Jahanam, anjing dan bangsat, adalah kata-kata pertama yang terlintas dibenakku untuk Nazi ketika aku membaca sebuah novel berjudul Malam, the night atau dalam judul aslinya la nuit yang ditulis oleh seorang penerima nobel sastra Elie Wiesel tentang pengalamanya sebagai seorang anak di kamp konsentarsi Nazi autscwitch. Novel yang diberikan oleh teman sangat spesial saya itu menginggatkan saya bahwa kadang manusia dapat bertindak jauh lebih buas dan biadad dari binatang. Binatang pada umumnya membunuh untuk makanan dan pertahanan, tetapi manusia dapat membunuh untuk menikmati sensansi dan fantasi tindakan kekejian itu sendiri. Saya kadang terperangah dan seakan hampir – hampir tak percaya bahwa ada manusia sekeji dan segila semacam Hitler, Eichman. Bukankah kita diciptakan dengan hati nurani dan kesadaran moral seperti yang Kant katakan?

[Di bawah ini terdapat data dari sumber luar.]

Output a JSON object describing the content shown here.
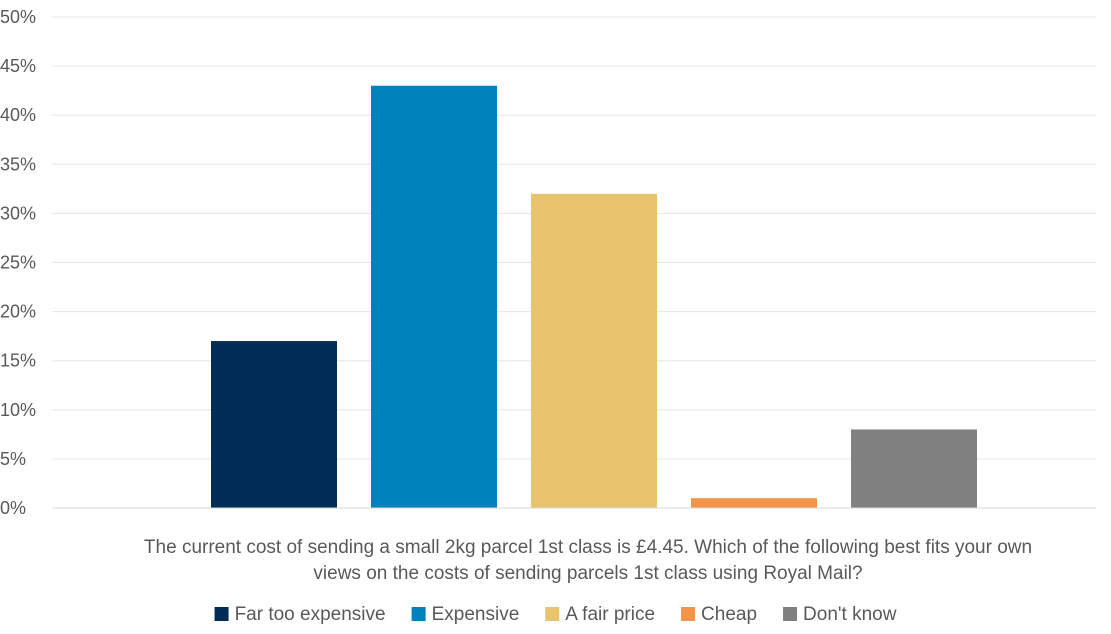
{
  "chart_data": {
    "type": "bar",
    "categories": [
      "Far too expensive",
      "Expensive",
      "A fair price",
      "Cheap",
      "Don't know"
    ],
    "values": [
      17,
      43,
      32,
      1,
      8
    ],
    "colors": [
      "#002d55",
      "#0082bd",
      "#e8c46e",
      "#f39449",
      "#808080"
    ],
    "ylim": [
      0,
      50
    ],
    "y_ticks": [
      0,
      5,
      10,
      15,
      20,
      25,
      30,
      35,
      40,
      45,
      50
    ],
    "y_tick_labels": [
      "0%",
      "5%",
      "10%",
      "15%",
      "20%",
      "25%",
      "30%",
      "35%",
      "40%",
      "45%",
      "50%"
    ],
    "value_unit": "%",
    "grid": true,
    "legend_position": "bottom",
    "caption_lines": [
      "The current cost of sending a small 2kg parcel 1st class is £4.45. Which of the following best fits your own",
      "views on the costs of sending parcels 1st class using Royal Mail?"
    ]
  }
}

Saya masih ingat gambaran yang dipaparkan Wiesel tentang malam pertama dikamp tersebut sebaigamana tertulis dihalaman 51:

Takkan pernah kulupakan malam itu,malam pertama dalam kamp, yamg telah menyebabkan seluruh hidupku menjelma menjadi malam yang tak berkesudahan, tujuhkali terkutuk dan tujuh kali terkunci.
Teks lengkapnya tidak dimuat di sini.